After the “blood of victory,” oil was associated with post-war politics, with oil at the heart of nations` strategies. Britain and France wanted control and influence of Mesopotamia (Iraq), as it was believed that the region had considerable oil potential. The British believed that they had secured their reserves with Anglo-Persian oil; However, the political composition of the region had changed. The French had secured access to the Mosul area in present-day northern Iraq. In 1912, before the First World War, the British became suspicious and worried by finding the Turkish Petroleum Company (TPC) also in the area interested in concessions. Deutsche Bank and Royal Dutch/Shell each held a quarter of TPC`s shares, with the remaining 50% owned by the National Bank of Turkey (TNB). It is interesting to note that the TNB was a British bank controlled with a minority (30%) Armenian millionaire Calouste Gulbenkian. Who had the “right” to allow access to oil? Who could negotiate access with the end of the Ottoman Empire? Gulbenkian, a major shareholder in the National Bank of Turkey, brought the British (Anglo-Persian) (50%), Deutsche Bank (Deutsche Bank) (25%) Together. and Royal Dutch/Shell (25%) In 1914, after long negotiations in the company, Turkish Petroleum Company.
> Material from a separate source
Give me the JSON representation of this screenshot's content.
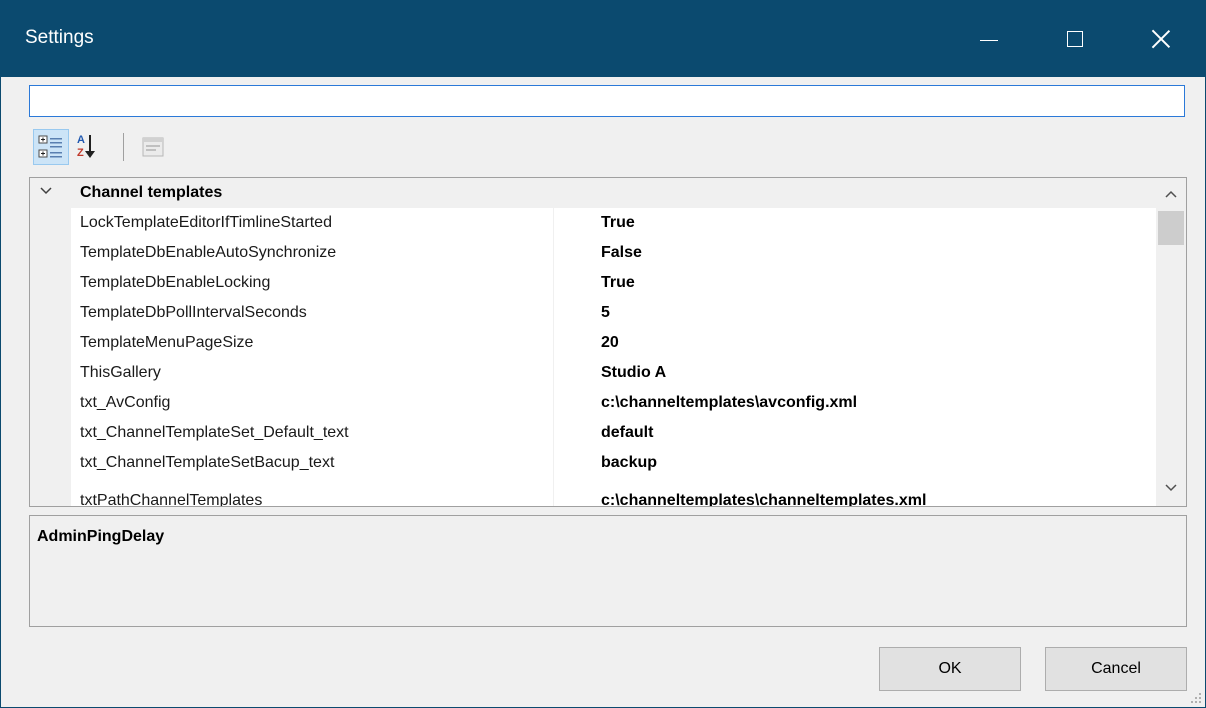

He essentially sold the shares of TNB to Anglo-Persian. By the agreement of 19 March 1914, Anglo-Persian and Royal Dutch Shell each granted Shell Gulbenkian a “beneficial interest” of 2.5% each for a total of 5% (hence the name “Mr Five Percent”). Gulbenkian has put the whole market in place. It was not that he was walking around and had pushed all parties to agree, since the main part of the negotiations was Gulbenkian, who made sure he had an interest (5%) It`s secure. The common goal of the British, Germans and Royal Dutch/Shell was to have as much access as possible to speculative oil. Under the agreement, the TPC became the only entity to have access to concessions in the region within the Ottoman Empire, and all oil production had to be carried out jointly, since all parties had to accept the “refusal of self-refusal clause”. This clause required all parties involved in the agreement to cooperate or not at all. The investment would be shared and the benefits would be shared. The only territories of the Ottoman Empire excluded from the clause were Egypt, Kuwait and the territories on the Turko-Persian border. “After the creation of IPC, [Calouste] Gulbenkian insisted that consortium participants sign the Red Line Agreement (Yergin 1991: 203-6).
The red line was drawn on a map to define the territories that were once under the sovereignty of the Ottoman Empire, and the agreement stipulated that participants in the IPC consortium agreed to participate in the exploitation of oil, which was to be discovered within the red line exclusively by consortia of the same composition as the CPI. Therefore, if one of the members of the IPC consortium discovered oil or obtained a concession elsewhere within the red line, he would have to offer that asset to the remaining members in the same “geometry” as in the CPI.  Gulbenkian was a second-generation man in the oil industry; his vision of the oil industry, however, was as an economic architect.